Eric Droussent
Les 10 questions Conf' à Eric Droussent
J’ai 52 ans, c’est il y a plus de 30 ans que j’ai commencé d’appuyer sur un déclencheur. C’est il y a une dizaine d’années que j’ai consacré du temps à la photographie. Et puis les choses se sont enchaînées assez vite. Une première exposition en 2009 en compagnie d’une vingtaine d’autres photographes. Un reportage avec Pascal Crauet réalisé avant la fermeture de la distillerie historique de Grand-Marnier, cela sera suivi d’une exposition et d’un livre. Sur les deux dernières années, j’ai eu le plaisir d’être sélectionné pour le Mont-Blanc Photo Festival, le Grand Prix de la Photographie de Saint-Tropez et de recevoir le Grand Prix de la Création 2016 de la Fédération Photographique de France pour la série « Décalage immédiat » que je vous propose de découvrir à Gex.
Mes premiers clichés étaient à l’âge de l’argentique, avec 36 poses dans le boîtier, cela permet d’apprendre à préparer sa prise de vue, apprendre à cadrer, apprendre à voir, à pré-voir… et attendre, attendre, attendre avant de voir le résultat. Pas-à-pas, l’œil s’est affûté, le geste s’est affirmé, travailler en numérique permet aujourd’hui de partager mes prises de vue, mes points de vue.

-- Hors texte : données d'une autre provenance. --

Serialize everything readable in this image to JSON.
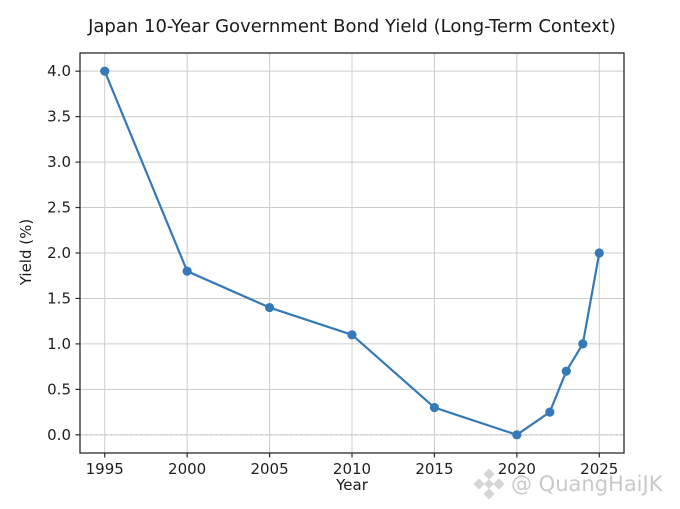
{
  "watermark": {
    "icon": "diamond-logo-icon",
    "text": "@ QuangHaiJK",
    "color": "#c9c9c9"
  },
  "colors": {
    "line": "#3579b8",
    "grid": "#cccccc",
    "spine": "#2b2b2b",
    "text": "#1f1f1f",
    "zero_line": "#c4c4c4",
    "background": "#ffffff"
  },
  "chart_data": {
    "type": "line",
    "title": "Japan 10-Year Government Bond Yield (Long-Term Context)",
    "xlabel": "Year",
    "ylabel": "Yield (%)",
    "x": [
      1995,
      2000,
      2005,
      2010,
      2015,
      2020,
      2022,
      2023,
      2024,
      2025
    ],
    "y": [
      4.0,
      1.8,
      1.4,
      1.1,
      0.3,
      0.0,
      0.25,
      0.7,
      1.0,
      2.0
    ],
    "series_name": "Japan 10-Year Government Bond Yield",
    "xticks": [
      1995,
      2000,
      2005,
      2010,
      2015,
      2020,
      2025
    ],
    "xtick_labels": [
      "1995",
      "2000",
      "2005",
      "2010",
      "2015",
      "2020",
      "2025"
    ],
    "yticks": [
      0.0,
      0.5,
      1.0,
      1.5,
      2.0,
      2.5,
      3.0,
      3.5,
      4.0
    ],
    "ytick_labels": [
      "0.0",
      "0.5",
      "1.0",
      "1.5",
      "2.0",
      "2.5",
      "3.0",
      "3.5",
      "4.0"
    ],
    "xlim": [
      1993.5,
      2026.5
    ],
    "ylim": [
      -0.2,
      4.2
    ],
    "grid": true,
    "legend": false,
    "marker": "o",
    "zero_reference_line": {
      "y": 0.0,
      "style": "dashed"
    }
  }
}
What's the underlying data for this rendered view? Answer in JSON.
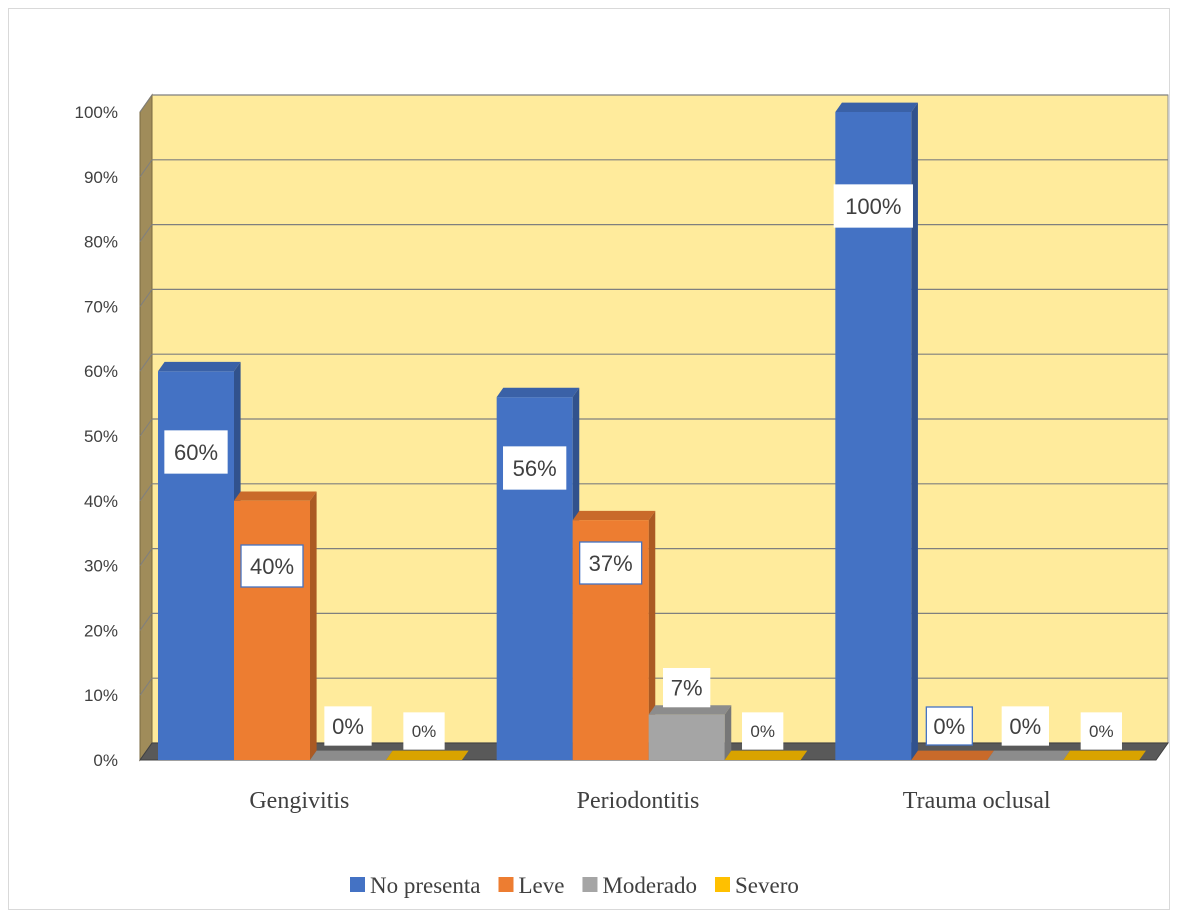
{
  "chart_data": {
    "type": "bar",
    "title": "",
    "xlabel": "",
    "ylabel": "",
    "ylim": [
      0,
      100
    ],
    "y_ticks": [
      "0%",
      "10%",
      "20%",
      "30%",
      "40%",
      "50%",
      "60%",
      "70%",
      "80%",
      "90%",
      "100%"
    ],
    "categories": [
      "Gengivitis",
      "Periodontitis",
      "Trauma oclusal"
    ],
    "series": [
      {
        "name": "No presenta",
        "color": "#4472C4",
        "values": [
          60,
          56,
          100
        ],
        "labels": [
          "60%",
          "56%",
          "100%"
        ]
      },
      {
        "name": "Leve",
        "color": "#ED7D31",
        "values": [
          40,
          37,
          0
        ],
        "labels": [
          "40%",
          "37%",
          "0%"
        ]
      },
      {
        "name": "Moderado",
        "color": "#A5A5A5",
        "values": [
          0,
          7,
          0
        ],
        "labels": [
          "0%",
          "7%",
          "0%"
        ]
      },
      {
        "name": "Severo",
        "color": "#FFC000",
        "values": [
          0,
          0,
          0
        ],
        "labels": [
          "0%",
          "0%",
          "0%"
        ]
      }
    ],
    "plot_background": "#FFEB9C",
    "side_wall_color": "#A08C5A",
    "floor_color": "#595959",
    "grid": true,
    "legend_position": "bottom",
    "style": "3d-clustered-column"
  }
}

C’est une photo qui allie simultanément plusieurs qualités spécifiques. Une photo avec un excellent cadrage, mais sans harmonie des tonalités, des couleurs, des lumières, ou qui ne sous-tend pas une histoire reste en quelque sorte « une photo de plus ». Lorsqu’une image raconte une histoire, surtout si cette histoire est hors champ et pourtant pleinement lisible grâce au cadrage, aux lumières, aux ombres aux couleurs et tonalités alors il est certain d’avoir « une bonne photo ».
Les images de cette série « Décalage immédiat » ont deux types de genèses. Parfois l’objet précède l’idée, d’autres fois l’idée précède l’objet. Ainsi, il m’est arrivé de rechercher durant des mois le bon objet pour réaliser l’image que j’avais en tête. Dans d’autres cas, l’objet était à portée de regard depuis des années et « l’instant décisif » de Cartier-Bresson est pour moi l’« instant créatif » ou je perçois cet objet dans une nouvelle réalité.
C’est la vie quotidienne qui inspire ces photos : tout objet est conçu pour assurer une fonction particulière, la machine à écrire… pour écrire du texte, mais pas de la musique. De même, un moulin à café est fait pour réduire des gros grains… en fine poudre, mais pas pour « moudre » des grosses coupures en petite monnaie. C’est l’inattendu et le paradoxal qui inspire ces images : changez le quotidien bien réel de ces objets par un autre irréel, mais crédible et vous entrerez dans l’univers poétique de ces images.
Bien évidemment, je cite en premier Chema Madoz, c’est en découvrant il y a plus de 15 ans les merveilleuses photos du maître espagnol que j’ai eu envie de mettre en scène certaines idées saugrenues du même type.
Plus généralement je suis un grand fan de Noir et Blanc, Sebastião Salgado, Mario Giacomelli, William Klein, Michael Kenna, Ansel Adams, Jean-Loup Sieff. En couleur, ce sont les images de Saul Leiter, Erwin Olaf, Alex Webb, Vincent Munier que j’apprécie particulièrement.
De manière générale, la plupart des travaux que j’ai montrés jusqu’ici relèvent de photo studio ou photo de paysage. Paradoxalement, ce sont des photos de rue, sans préparation des lumières, sans temps devant soi que j’aimerai réaliser. Un moteur, la spontanéité due à l’urgence de l’instant.
J’ai encore une bonne dizaine de nouvelles images en tête pour cette série « Décalage immédiat ».
Pour cette édition, je souhaite partager un extrait de ma série « Décalage immédiat ». Être présent avec les visiteurs est aussi un grand moment de plaisir. Chacun déambule, parfois les yeux sont attirés et l’on regarde précisément. C’est alors mon moment de satisfaction je guette le sourire, je scrute l’œil malicieux du visiteur, s’ils sont présents, je sais alors que le voyage a débuté, la ceinture est attachée, le décalage est immédiat !
Cela m’évoque deux choses complémentaires.
Pour le photographe, exposer, c’est s’exposer, c’est montrer une partie de soi au regard des autres, c’est se mettre frontalement face aux visiteurs, c’est la première confrontation.
Pour le visiteur, c’est avoir face à soi différentes visions du monde, différentes réalités qui parfois s’opposent d’autres fois se complètent, avoir une variété de points de vue c’est la seconde confrontation.